Wednesday, September 11, 2019

A Mercy by Toni Morrison


It is the 1680's in the United States.  A farmer/trader has carved out a smallholding for himself, after starting in poverty.  He advertises for a wife and is pleasantly surprised with the young, beautiful woman who arrives.  As he is on the road so much, he needs servants to help her run his farm while he is gone.  He doesn't like having male servants, so he has three female ones.

Lina is the oldest, a woman who came to him after being misused in her prior life.  She has no desire for marriage or a man and is devoted to her mistress and Sir as he is known.  The mistress starts off very remote to Lina but as they are left on their own so much and as Lina helps her through her pregnancies and births, and as she grieves with the mistress over the deaths of all her children, they become close.

Sorrow is someone no one knows much about.  She is a white woman who grew up on her father's boat and after he died, was cast ashore with no idea how to survive.  She ended up at Sir's estate after the sons of her rescuers were taking too much interest in her.  Most consider Sorrow to be mentally challenged but she sees the world around her through a different filter than others do. 

Florens is the newest member, a slave girl who Sir accepted as partial payment of a loan rashly given to a plantation owner.  She is only six when she arrives; her mother having pushed her forward when Sir looked over the possible individuals the plantation owner was willing to give up.  Florens is attached to Lina, who sees Florens as the child she'll never have.  The mistress accepts her but also resents having this living child while her own have all died. 

A crisis occurs when smallpox attacks the farm.  Sir is in the process of having a big stately house built.  The pox spreads quickly through the farm's occupants, and it is decided that only the blacksmith who came to build the gates has a chance of healing everyone.  Florens is dispatched on her own to find him and bring him back, even though Lina distrusts him as she suspects that Florens has become infatuated with him.
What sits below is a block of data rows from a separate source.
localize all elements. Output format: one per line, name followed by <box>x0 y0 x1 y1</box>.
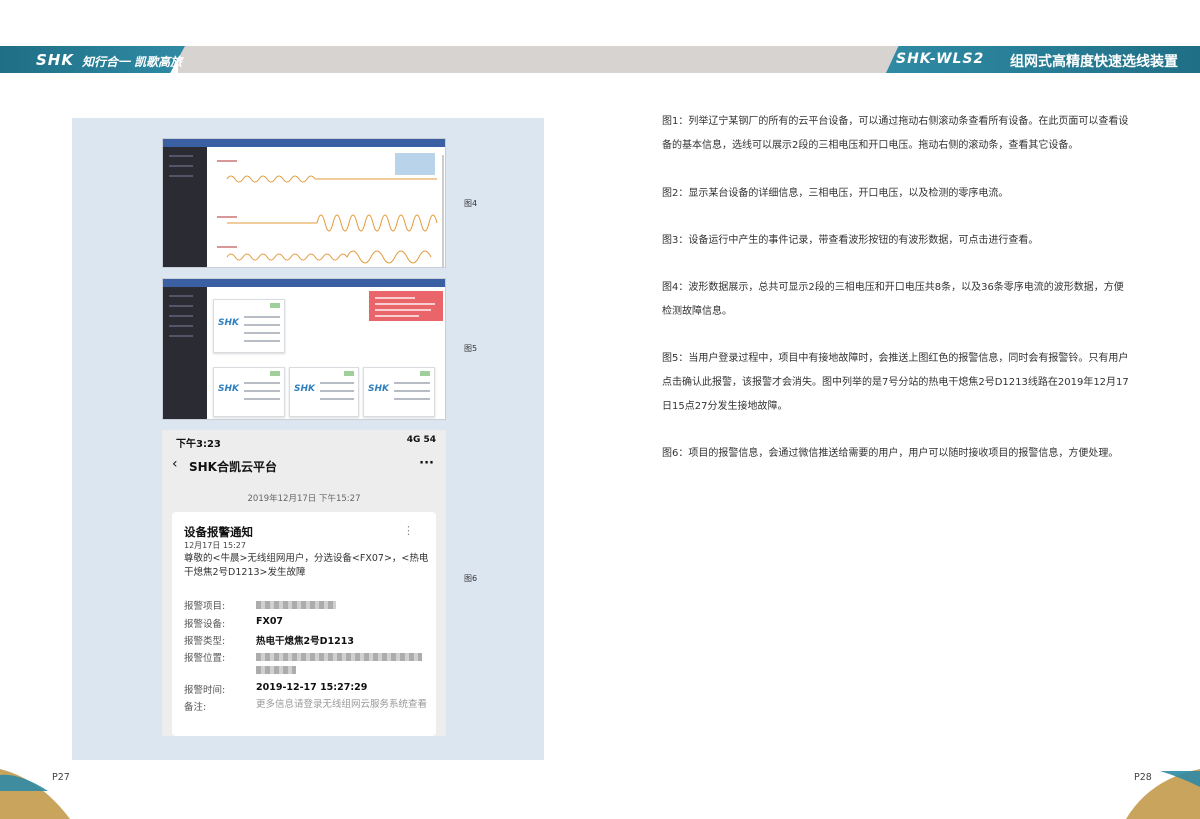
phone-status-time: 下午3:23 <box>176 439 221 450</box>
brochure-spread: SHK 知行合一 凯歌高旅 SHK-WLS2 组网式高精度快速选线装置 图4 S… <box>0 0 1200 819</box>
page-number-left: P27 <box>52 772 70 783</box>
device-card[interactable]: SHK <box>363 367 435 417</box>
paragraph-fig5: 图5：当用户登录过程中，项目中有接地故障时，会推送上图红色的报警信息，同时会有报… <box>662 353 1129 412</box>
header-left-slogan: 知行合一 凯歌高旅 <box>82 55 183 69</box>
message-date: 2019年12月17日 下午15:27 <box>247 494 361 504</box>
screenshot-titlebar <box>163 139 445 147</box>
more-options-icon[interactable]: ··· <box>419 456 434 471</box>
card-logo: SHK <box>294 384 315 394</box>
figure6-phone-screenshot: 下午3:23 4G 54 ‹ SHK合凯云平台 ··· 2019年12月17日 … <box>162 430 446 736</box>
paragraph-fig1: 图1：列举辽宁某钢厂的所有的云平台设备，可以通过拖动右侧滚动条查看所有设备。在此… <box>662 116 1129 151</box>
device-card[interactable]: SHK <box>213 367 285 417</box>
row-value-note: 更多信息请登录无线组网云服务系统查看 <box>256 699 428 710</box>
paragraph-fig6: 图6：项目的报警信息，会通过微信推送给需要的用户，用户可以随时接收项目的报警信息… <box>662 448 1119 459</box>
figure4-label: 图4 <box>464 199 478 208</box>
blurred-value <box>256 653 422 661</box>
back-chevron-icon[interactable]: ‹ <box>172 456 178 472</box>
notification-title: 设备报警通知 <box>184 525 253 539</box>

Morrison has written a haunting tale that not only describes daily life in the time period with owners, indentured servants, slaves and children taken in after death removes their parents.  Slavery is shown for its cruelty and for the sacrifice that slave women often took; pushing their children forward to be taken out of cruel situations when they believe another situation might be better.  Of course the children see it only as rejection and many spend their lives trying to replace that motherly love and the sense of trust that is snatched away.  This book is recommended for readers of literary fiction.